Andrea Miyahira: EZH2 has been found to be a major driver of NEPC. So has your team looked at whether this combination could prevent progression to NEPC or possibly reverse NEPC?

Michael Schweizer: So it's a good question. I think that looking at whether or not there's some emergence of that that could potentially be targeted by this drug is key. And right now we don't have a lot of data in that respect. Patients didn't undergo baseline metastatic biopsies to answer that question. What our site's interested in looking at is whether or not we can use blood-based assays to phenotype cancers and see whether or not there is a subpopulation of emergent neuroendocrine prostate cancer in patients enrolled in this study.

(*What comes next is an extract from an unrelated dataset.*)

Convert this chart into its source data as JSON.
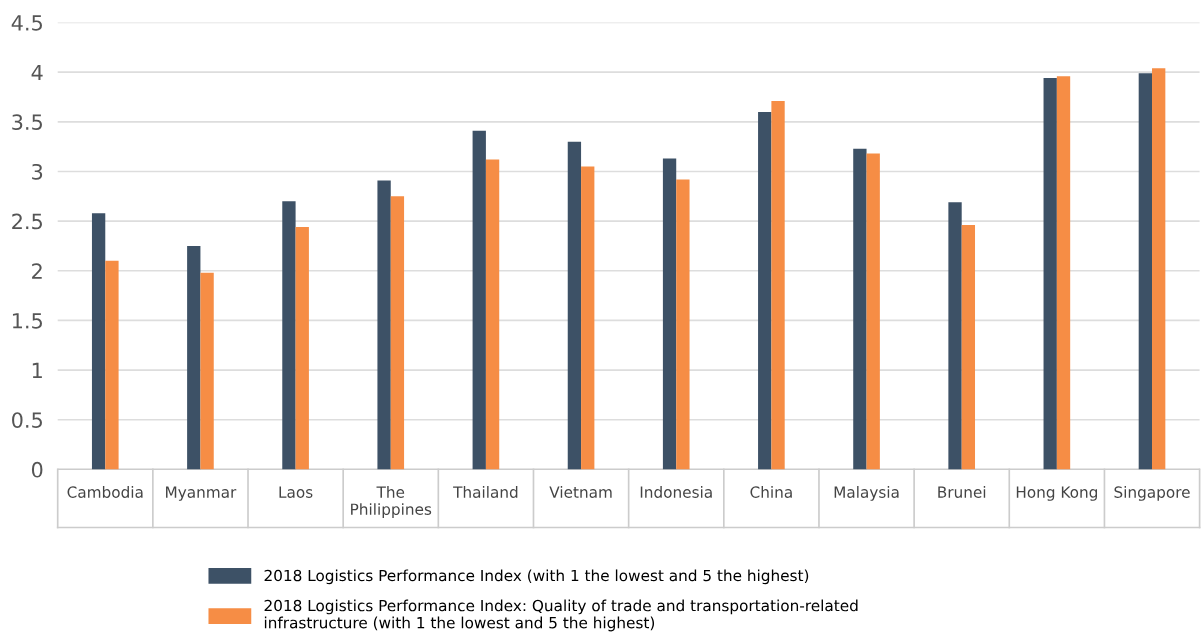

So in collaboration with Gavin Ha, a researcher at Fred Hutch, we're doing some ctDNA-based fragmentomics work to see if we can develop blood-based signatures to see if there are subpopulations of NEPC emerging. Or maybe if patients already had evidence of NEPC that's already present at baseline. I think that that's going to be really key. If you can identify a patient population that's heading down that pathway and use a drug to effectively blunt it, that's going to be I think one of the major selling points of this drug.

Andrea Miyahira: And are there any next steps of the clinical development of this?

Michael Schweizer: Yeah, absolutely. I think based on the really encouraging results, the drug is moving forward and there's a Phase III study combining Mevrometostat with enzalutamide, in comparison to enzalutamide alone in patients who've already progressed on abiraterone. This is a Phase III study and should hopefully open up in the near term. So we'll have more definitive evidence whether or not an EZH2 inhibitor, Mevrometostat, can potentially be included as a standard of care for our patients in the future.

Andrea Miyahira: Thank you so much. And do you have any final thoughts or take-home messages?

Michael Schweizer: I think these epigenetic targets are really, I think, important in prostate cancer. I think they've been implicated for a long time and to date we really haven't been able to capitalize on that basic science knowledge and translate it into drugs. But it's exciting to see Mevrometostat and other epigenetic regulator therapies really coming forward and showing a lot of promise in terms of being viable therapies.

Andrea Miyahira: Thank you so much Dr. Schweizer for sharing this with us today.

Michael Schweizer: Yeah, my pleasure. Thanks again for the invite.